As a seasoned player in the film industry, when asked how young actors can broaden their exposure and reach more audiences, Leung offered his perspective.

"Technology has advanced significantly," he said. "Let's set aside traditional filmmaking for a moment. If you truly want to pursue acting, there are numerous alternative platforms available today, such as microfilms and short dramas, providing ample opportunities for actors to thrive.

"So, as an actor, staying true to the essence of 'performance' is crucial. There are various approaches and opportunities out there if you're dedicated.

"For instance, even if you start with a small role in a short film where people might overlook you, aspiring actors should seize every chance to perform. With consistent dedication and strong performances, your efforts will eventually be recognized by audiences."

Reflecting on this topic, Leung also mentioned a revered Chinese actor, You Benchang.

"He gained fame for portraying 'Ji Gong,' a legendary Buddhist monk in China's ancient folklore known for his altruistic deeds," he said.

"Before turning 50, You spent years on stage, honing his craft in supporting roles. His dedication paid off when he starred in Wong Kar-wai's acclaimed TV series 'Blossoms Shanghai,' captivating viewers with his impeccable acting even at the age of 90."

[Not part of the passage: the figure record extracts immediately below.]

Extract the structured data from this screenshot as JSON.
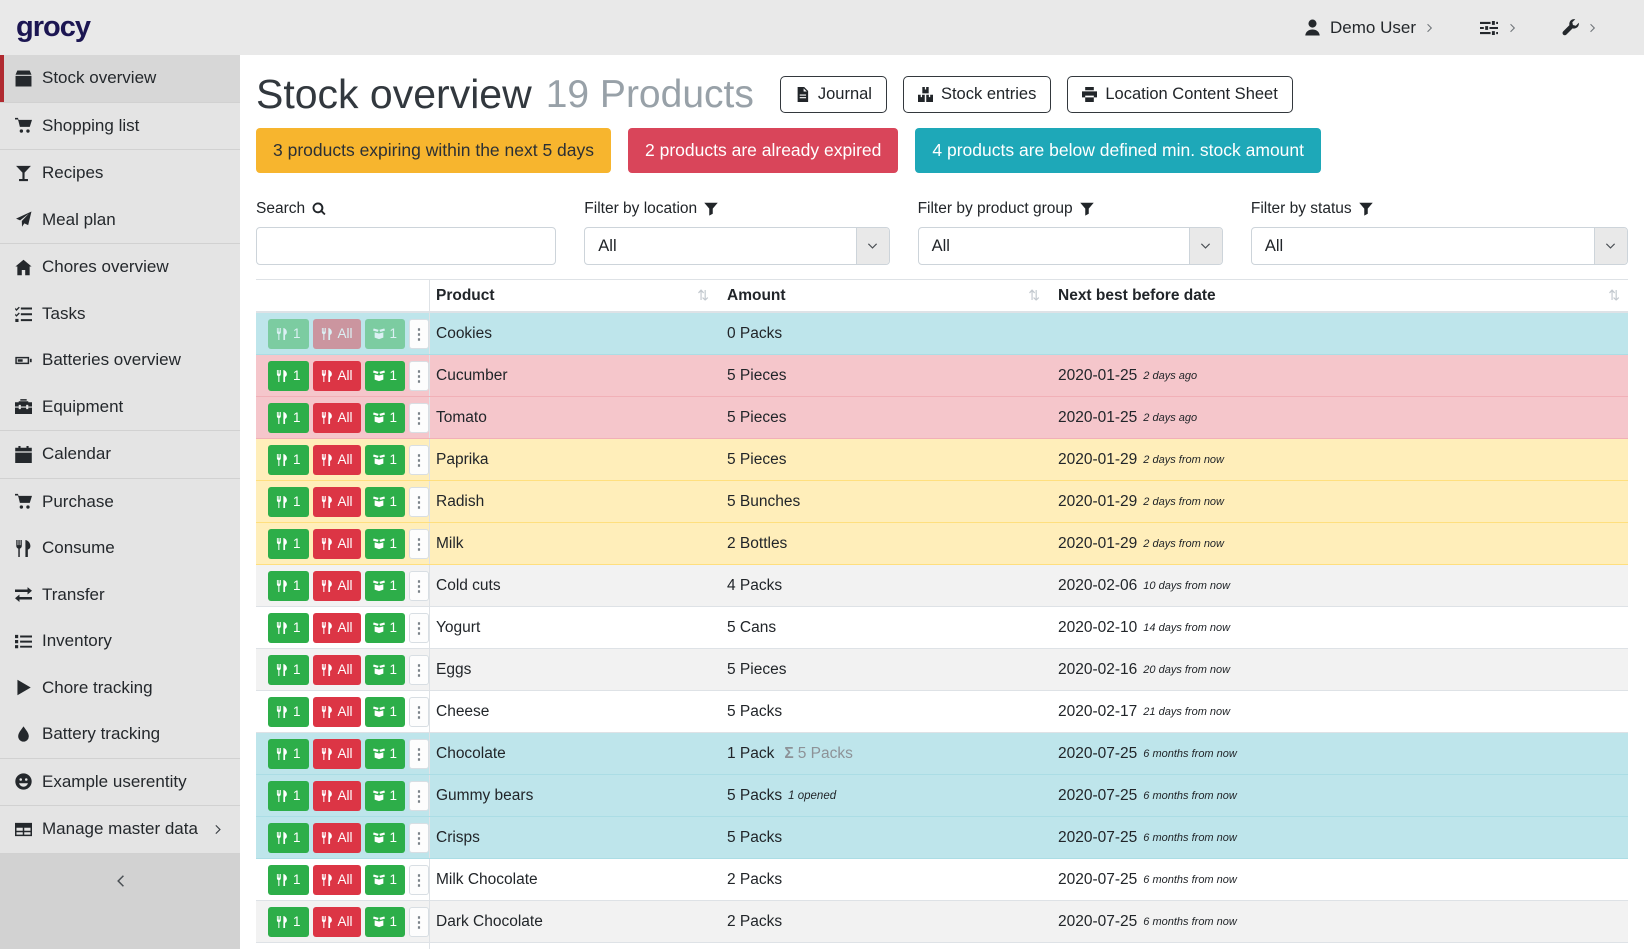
{
  "navbar": {
    "logo": "grocy",
    "user_label": "Demo User"
  },
  "sidebar": {
    "items": [
      {
        "label": "Stock overview",
        "icon": "box",
        "active": true,
        "divider_after": true
      },
      {
        "label": "Shopping list",
        "icon": "cart",
        "divider_after": true
      },
      {
        "label": "Recipes",
        "icon": "martini"
      },
      {
        "label": "Meal plan",
        "icon": "paper-plane",
        "divider_after": true
      },
      {
        "label": "Chores overview",
        "icon": "home"
      },
      {
        "label": "Tasks",
        "icon": "tasks"
      },
      {
        "label": "Batteries overview",
        "icon": "battery"
      },
      {
        "label": "Equipment",
        "icon": "toolbox",
        "divider_after": true
      },
      {
        "label": "Calendar",
        "icon": "calendar",
        "divider_after": true
      },
      {
        "label": "Purchase",
        "icon": "cart"
      },
      {
        "label": "Consume",
        "icon": "utensils"
      },
      {
        "label": "Transfer",
        "icon": "exchange"
      },
      {
        "label": "Inventory",
        "icon": "list"
      },
      {
        "label": "Chore tracking",
        "icon": "play"
      },
      {
        "label": "Battery tracking",
        "icon": "droplet",
        "divider_after": true
      },
      {
        "label": "Example userentity",
        "icon": "smiley",
        "divider_after": true
      },
      {
        "label": "Manage master data",
        "icon": "table",
        "chevron": true,
        "divider_after": true
      }
    ]
  },
  "header": {
    "title": "Stock overview",
    "subtitle": "19 Products",
    "buttons": [
      {
        "label": "Journal",
        "icon": "file"
      },
      {
        "label": "Stock entries",
        "icon": "boxes"
      },
      {
        "label": "Location Content Sheet",
        "icon": "print"
      }
    ]
  },
  "alerts": [
    {
      "text": "3 products expiring within the next 5 days",
      "type": "warning"
    },
    {
      "text": "2 products are already expired",
      "type": "danger"
    },
    {
      "text": "4 products are below defined min. stock amount",
      "type": "info"
    }
  ],
  "filters": {
    "search_label": "Search",
    "location_label": "Filter by location",
    "product_group_label": "Filter by product group",
    "status_label": "Filter by status",
    "search_value": "",
    "location_value": "All",
    "product_group_value": "All",
    "status_value": "All"
  },
  "table": {
    "columns": [
      "Product",
      "Amount",
      "Next best before date"
    ],
    "row_buttons": {
      "consume_one": "1",
      "consume_all": "All",
      "open_one": "1"
    },
    "rows": [
      {
        "product": "Cookies",
        "amount": "0 Packs",
        "date": "",
        "date_rel": "",
        "status": "info",
        "buttons_disabled": true
      },
      {
        "product": "Cucumber",
        "amount": "5 Pieces",
        "date": "2020-01-25",
        "date_rel": "2 days ago",
        "status": "danger"
      },
      {
        "product": "Tomato",
        "amount": "5 Pieces",
        "date": "2020-01-25",
        "date_rel": "2 days ago",
        "status": "danger"
      },
      {
        "product": "Paprika",
        "amount": "5 Pieces",
        "date": "2020-01-29",
        "date_rel": "2 days from now",
        "status": "warning"
      },
      {
        "product": "Radish",
        "amount": "5 Bunches",
        "date": "2020-01-29",
        "date_rel": "2 days from now",
        "status": "warning"
      },
      {
        "product": "Milk",
        "amount": "2 Bottles",
        "date": "2020-01-29",
        "date_rel": "2 days from now",
        "status": "warning"
      },
      {
        "product": "Cold cuts",
        "amount": "4 Packs",
        "date": "2020-02-06",
        "date_rel": "10 days from now",
        "status": ""
      },
      {
        "product": "Yogurt",
        "amount": "5 Cans",
        "date": "2020-02-10",
        "date_rel": "14 days from now",
        "status": ""
      },
      {
        "product": "Eggs",
        "amount": "5 Pieces",
        "date": "2020-02-16",
        "date_rel": "20 days from now",
        "status": ""
      },
      {
        "product": "Cheese",
        "amount": "5 Packs",
        "date": "2020-02-17",
        "date_rel": "21 days from now",
        "status": ""
      },
      {
        "product": "Chocolate",
        "amount": "1 Pack",
        "amount_sum": "5 Packs",
        "date": "2020-07-25",
        "date_rel": "6 months from now",
        "status": "info"
      },
      {
        "product": "Gummy bears",
        "amount": "5 Packs",
        "amount_note": "1 opened",
        "date": "2020-07-25",
        "date_rel": "6 months from now",
        "status": "info"
      },
      {
        "product": "Crisps",
        "amount": "5 Packs",
        "date": "2020-07-25",
        "date_rel": "6 months from now",
        "status": "info"
      },
      {
        "product": "Milk Chocolate",
        "amount": "2 Packs",
        "date": "2020-07-25",
        "date_rel": "6 months from now",
        "status": ""
      },
      {
        "product": "Dark Chocolate",
        "amount": "2 Packs",
        "date": "2020-07-25",
        "date_rel": "6 months from now",
        "status": ""
      },
      {
        "product": "",
        "amount": "",
        "date": "",
        "date_rel": "",
        "status": ""
      }
    ]
  },
  "colors": {
    "brand": "#1c1652",
    "accent_red": "#b02a30",
    "alert_warning": "#f7b52e",
    "alert_danger": "#d9455a",
    "alert_info": "#1ea8b8",
    "row_info": "#bee5eb",
    "row_danger": "#f5c6cb",
    "row_warning": "#ffeeba",
    "btn_green": "#2dae49",
    "btn_red": "#dc3545"
  }
}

"I remember when he received a 'lifetime achievement award,' his message to young people was inspiring: 'You're fortunate to be entering such an exciting era. I envy you. But I'm also lucky to be part of this era!'

His journey as an actor spanned decades, overcoming life's challenges with perseverance. To excel as an actor, it's essential to prioritize dedication over fame and wealth, continually seeking growth and learning in both professional and personal realms."

"If I'm fortunate enough to still be acting and sharing insights with young actors at 90, I'll echo his sentiments," Leung concluded.

Tony Leung Ka-fai reveals secrets of craft

The famous Chinese actor You Benchang in the TV series 'Blossoms Shanghai'

The theme of this year's film festival is "City of Films," and Leung sees each Shanghai International Film Festival as a gathering place for filmmakers from around the globe.

He finds it heartening to witness this trend and phenomenon, whether it's the theaters, meeting venues, or hotels where they stay. Moreover, he's observed a diverse age range among the festival's attendees this time.

"In the past, it seemed mostly younger generations came to watch films, but this time I've noticed many middle-aged and elderly individuals as well.

"Each day when I go to watch movies, I see them at the ticket counter, inquiring about various film titles, asking, 'Are there still tickets available for this one? What about that one?' It strikes a chord with me. It's clear that the allure of cinema is profound. "

"Does a compelling film necessitate thoughtful consideration of how to appeal to different age demographics?

"If you create a truly exceptional film, even individuals using canes or in wheelchairs will come to see it. From my personal experience, the film 'Love Never Ends,' which I presented last year, sparked extensive discourse within the film industry and among viewers regarding its themes and a re-evaluation of the characters depicted.

"To me, achieving this organically, without solely relying on visuals or other calculated strategies, is quite remarkable."